Radiationless relaxation of rare-earth ions in solids: Phenomenological effects of ff and fd transitions and the origin of multiphonon relaxation in first-order perturbation theory

Abstract
In this paper, the phenomenological effects of df and ff processes are examined. The relationship between radiationless multiphonon decay and excitation processes is obtained in terms of the first‐order adiabatic relaxation theory. A detailed analysis is given of the experimentally observed temperature dependence of the lifetimes and intensities of Sm2+ 5D0 fluorescence in KCl and SrF2. From this analysis, rate constants for the nonradiative d?5D0 processes are evaluated.
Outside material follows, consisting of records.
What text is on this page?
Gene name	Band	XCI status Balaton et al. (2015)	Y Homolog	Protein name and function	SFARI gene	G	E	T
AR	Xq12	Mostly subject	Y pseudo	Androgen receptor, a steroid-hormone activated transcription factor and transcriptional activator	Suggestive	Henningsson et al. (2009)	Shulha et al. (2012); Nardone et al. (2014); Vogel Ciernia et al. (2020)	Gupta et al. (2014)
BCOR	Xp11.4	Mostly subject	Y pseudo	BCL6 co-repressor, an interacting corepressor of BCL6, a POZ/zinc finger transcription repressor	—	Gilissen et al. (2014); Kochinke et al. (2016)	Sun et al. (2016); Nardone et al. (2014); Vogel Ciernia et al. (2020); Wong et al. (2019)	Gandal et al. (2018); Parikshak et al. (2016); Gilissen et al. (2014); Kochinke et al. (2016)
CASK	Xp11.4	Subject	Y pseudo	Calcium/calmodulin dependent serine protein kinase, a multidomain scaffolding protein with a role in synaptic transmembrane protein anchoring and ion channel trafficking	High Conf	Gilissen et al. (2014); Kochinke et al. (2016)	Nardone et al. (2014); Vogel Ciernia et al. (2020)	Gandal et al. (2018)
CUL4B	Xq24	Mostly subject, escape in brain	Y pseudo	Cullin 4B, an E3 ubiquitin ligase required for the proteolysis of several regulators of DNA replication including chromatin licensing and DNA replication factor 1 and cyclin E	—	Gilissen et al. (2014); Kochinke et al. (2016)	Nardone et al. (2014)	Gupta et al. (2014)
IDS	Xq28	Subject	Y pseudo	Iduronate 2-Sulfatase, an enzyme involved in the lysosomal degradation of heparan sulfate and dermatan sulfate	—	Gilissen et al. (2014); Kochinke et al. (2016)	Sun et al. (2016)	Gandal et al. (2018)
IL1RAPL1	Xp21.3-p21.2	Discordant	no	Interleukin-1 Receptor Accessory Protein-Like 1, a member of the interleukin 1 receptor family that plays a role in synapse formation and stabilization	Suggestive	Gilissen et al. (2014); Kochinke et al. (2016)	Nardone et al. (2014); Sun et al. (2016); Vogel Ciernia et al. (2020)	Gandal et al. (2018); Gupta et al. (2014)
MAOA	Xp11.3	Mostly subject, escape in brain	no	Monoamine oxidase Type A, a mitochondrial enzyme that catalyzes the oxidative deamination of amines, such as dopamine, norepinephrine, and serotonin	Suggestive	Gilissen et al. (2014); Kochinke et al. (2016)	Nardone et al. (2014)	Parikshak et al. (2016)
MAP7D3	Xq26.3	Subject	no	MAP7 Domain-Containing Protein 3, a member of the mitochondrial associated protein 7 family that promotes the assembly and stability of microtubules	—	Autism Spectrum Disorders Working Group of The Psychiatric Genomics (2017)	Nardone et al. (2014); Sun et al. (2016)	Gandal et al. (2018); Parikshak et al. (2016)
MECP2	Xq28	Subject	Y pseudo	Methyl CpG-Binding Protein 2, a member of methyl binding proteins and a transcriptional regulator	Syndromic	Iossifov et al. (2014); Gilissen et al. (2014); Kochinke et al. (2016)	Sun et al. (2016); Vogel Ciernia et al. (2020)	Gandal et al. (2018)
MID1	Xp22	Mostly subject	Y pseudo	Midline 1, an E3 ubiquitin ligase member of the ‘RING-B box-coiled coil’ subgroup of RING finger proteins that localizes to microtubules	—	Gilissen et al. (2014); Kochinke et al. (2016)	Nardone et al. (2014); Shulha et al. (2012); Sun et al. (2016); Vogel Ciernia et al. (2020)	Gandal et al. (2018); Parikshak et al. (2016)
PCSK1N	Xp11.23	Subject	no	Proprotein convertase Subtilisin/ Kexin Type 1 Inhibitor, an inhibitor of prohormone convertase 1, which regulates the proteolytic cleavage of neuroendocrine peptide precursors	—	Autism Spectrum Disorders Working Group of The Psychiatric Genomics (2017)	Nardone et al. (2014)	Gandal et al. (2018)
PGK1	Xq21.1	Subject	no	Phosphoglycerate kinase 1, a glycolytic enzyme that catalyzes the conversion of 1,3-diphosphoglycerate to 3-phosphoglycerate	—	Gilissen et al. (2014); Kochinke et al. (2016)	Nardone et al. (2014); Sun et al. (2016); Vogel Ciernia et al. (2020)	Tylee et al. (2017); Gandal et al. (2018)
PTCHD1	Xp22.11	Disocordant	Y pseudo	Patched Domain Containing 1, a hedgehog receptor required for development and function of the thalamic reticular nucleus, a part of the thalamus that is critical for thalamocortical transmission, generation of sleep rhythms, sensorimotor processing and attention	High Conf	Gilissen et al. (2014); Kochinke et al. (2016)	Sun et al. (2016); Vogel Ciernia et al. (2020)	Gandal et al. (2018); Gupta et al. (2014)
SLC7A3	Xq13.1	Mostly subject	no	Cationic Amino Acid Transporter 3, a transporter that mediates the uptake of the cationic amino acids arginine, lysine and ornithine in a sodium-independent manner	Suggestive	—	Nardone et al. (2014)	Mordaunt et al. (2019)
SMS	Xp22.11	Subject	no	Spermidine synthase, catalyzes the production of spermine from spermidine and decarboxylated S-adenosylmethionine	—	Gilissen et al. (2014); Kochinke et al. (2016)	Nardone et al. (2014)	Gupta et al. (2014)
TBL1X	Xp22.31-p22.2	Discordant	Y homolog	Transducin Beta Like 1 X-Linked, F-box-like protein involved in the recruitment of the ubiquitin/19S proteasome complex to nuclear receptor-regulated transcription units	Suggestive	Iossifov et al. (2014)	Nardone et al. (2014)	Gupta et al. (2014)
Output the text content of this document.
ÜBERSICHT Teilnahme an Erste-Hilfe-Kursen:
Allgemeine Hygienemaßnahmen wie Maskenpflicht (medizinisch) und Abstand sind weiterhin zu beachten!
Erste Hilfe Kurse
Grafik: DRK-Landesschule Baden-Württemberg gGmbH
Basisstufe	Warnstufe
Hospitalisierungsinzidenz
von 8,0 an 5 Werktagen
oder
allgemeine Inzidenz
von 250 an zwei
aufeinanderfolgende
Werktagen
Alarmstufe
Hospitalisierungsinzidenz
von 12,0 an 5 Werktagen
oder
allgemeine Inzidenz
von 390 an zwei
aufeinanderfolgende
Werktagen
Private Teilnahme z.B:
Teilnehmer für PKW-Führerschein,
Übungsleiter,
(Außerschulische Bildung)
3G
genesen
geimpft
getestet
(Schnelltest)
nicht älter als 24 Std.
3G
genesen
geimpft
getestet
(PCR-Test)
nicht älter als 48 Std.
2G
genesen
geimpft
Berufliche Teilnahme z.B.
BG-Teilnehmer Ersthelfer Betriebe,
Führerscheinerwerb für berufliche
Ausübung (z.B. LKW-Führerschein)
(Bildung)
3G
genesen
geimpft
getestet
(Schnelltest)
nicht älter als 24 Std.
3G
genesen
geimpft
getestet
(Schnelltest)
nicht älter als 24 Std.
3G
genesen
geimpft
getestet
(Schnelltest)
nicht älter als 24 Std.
The observed characteristics of radiationless ff and fd relaxation processes are compared in terms of the theoretical dependence of the rate constant on the energy gap, on temperature, and on the frequencies of the phonon modes of the host crystals. The main features of the first‐order relaxation theory are compared with those of an earlier high‐order treatment in the crude Born–Oppenheimer approximation. The role of potential‐surface displacements (signifying coupling strengths) in the first‐order perturbation treatment of multiphonon relaxation is discussed. It is shown that in the zero‐displacements limit, the first‐order multiphonon rate constant is identically zero. In this limit, multiphonon processes can only arise from high‐order terms in the perturbation expansion.